There’s a moment near the end of every relationship when it becomes apparent that the tide has changed. A moment in which we notice the shift in the current, and with it, the ill-fated course of our love affair. One that’s equal parts unhappy and lucid, when we perceive the gradual vanishing of a once-potential future, as we take stock of a past that recedes further into the distance. Any time I’ve found myself at these crossroads, I’ve thought of the lonesome traveler in Robert Frost’s epochal poem “The Road Not Taken.” In the poem, the narrator finds himself at a bifurcation at the edge of the forest where “two roads diverged in a yellowing wood.” After contemplating each of them, he is overcome with a feeling of helplessness and anxiety at having to decide on which path to follow. “And sorry I could not travel both,” laments the speaker, “and be one traveler, long I stood and looked down one as far as I could.”
There is, of course, a significant difference between the two scenarios. In the case of Frost’s speaker, he is fortunate to count on both his perspective of what each road looks like as it bends quietly into the forest and the personal agency to decide which path to travel. The same can’t be said of the moment when we first hear the death knell that ushers in the early stages of a moribund relationship. In these instances, we’re usually left feeling overwhelmed and perplexed, as confusion hits us in unrelenting waves, and we wonder how it‘s possible to have strayed so far from our intended track.
I’ve often wondered if, perhaps, the mere act of sharing duties with another person when we’re in a relationship doesn’t affect the way that we perceive our wrongdoings and limit the extent to which we’re willing to admit responsibility for the way that things turn out. Too often, we find ourselves subject to faulty and baseless logic and tend to replace much-needed introspection and self-examination with shameless finger-pointing.
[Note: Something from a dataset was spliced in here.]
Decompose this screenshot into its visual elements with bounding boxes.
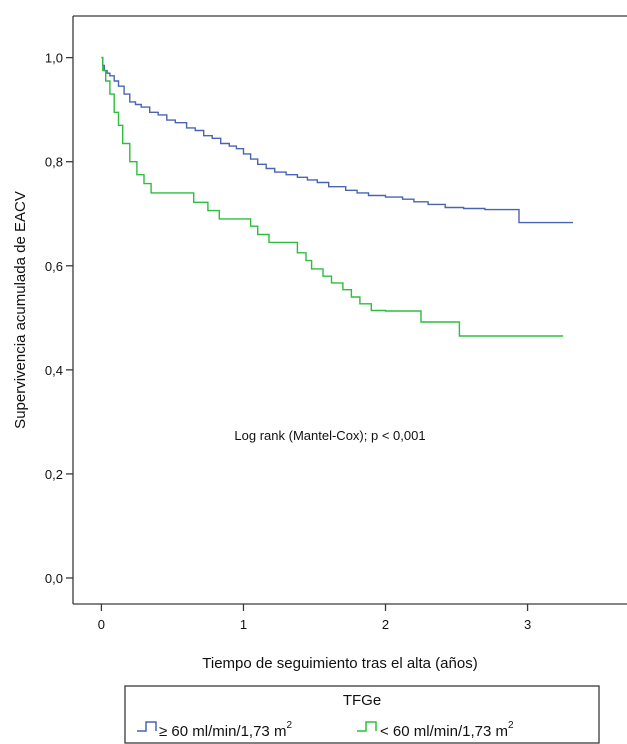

For Austin-based songwriter Sean Keel, the all-consuming confusion and feeling of helplessness that follow on the heels of a breakup take center stage in his new track “Lilacs That Morning” off his second album, Speak Friend and Enter, released under the moniker Bill the Pony.
A wistful, bouncy piano ballad that recalls the ebullience of early-20th-century concert hall tunes and the mundane and gravelly grit of crooners like Harry Nilsson and Randy Newman, “Lilacs That Morning” stands as Keel’s honest attempt at making sense of a love that’s gone terribly wrong.
For Keel, time sets the stage for that’s inevitably slated to follow:
“Time feeds the river
Feeds the forest
Feeds the fire
So time is the source of the flame
I don’t know just exactly what’s before us
But it will never be the same again.”
This irrepressible linear progression casts an uncanny and surreal aura on his memories so that events feel detached and isolated, as if they were unfolding magically and without reason inside a dream:
“Oh, the lilacs that morning
So blue they looked painted on
I can’t believe you blame me
For the ending when
It was you who wrote the start of the song.”
The feeling that past, present, and future are all simultaneously dissolving into a shapeless and amorphous blur in which the lines that divide what was from what wasn’t; what is from what isn’t; and what could have been from what never will be is quite relatable. There is a painfully familiar sense of puzzlement that mingles with traces of dismay, and an invasive feeling of betrayal as Keel confronts his former paramour and suddenly flips the script on them:
“I can’t believe you blame me
For the ending when
It was you who wrote the start of this song.”
This conniption, however, is short-lived and quickly gives way to a belated yet increasingly prevailing sense of resignation and stupefaction, as the singer comes to painful terms with the fact that the verdict is sealed and there’s no going back:
Is not something a man can attain
What’s done’s done,
There’s no going over
Time’s not some dog-eared page.”
In the end, his disconsolate emotional state and engrossing sense of disbelief get the best of him as he expresses his defeatist incredulity one last time:
“I can’t believe that we got that ending
After such a sweet start to the song.”
Following what appeared, at first, like a genuine effort to get the closure necessary to move on, Keel’s pining narrator cannot adequately separate his guilt from his doubts. Ultimately, this toxic mix of hubris and blinding insecurity leads him down a path that ends with seemingly irreparable heartbreak and stunted personal growth.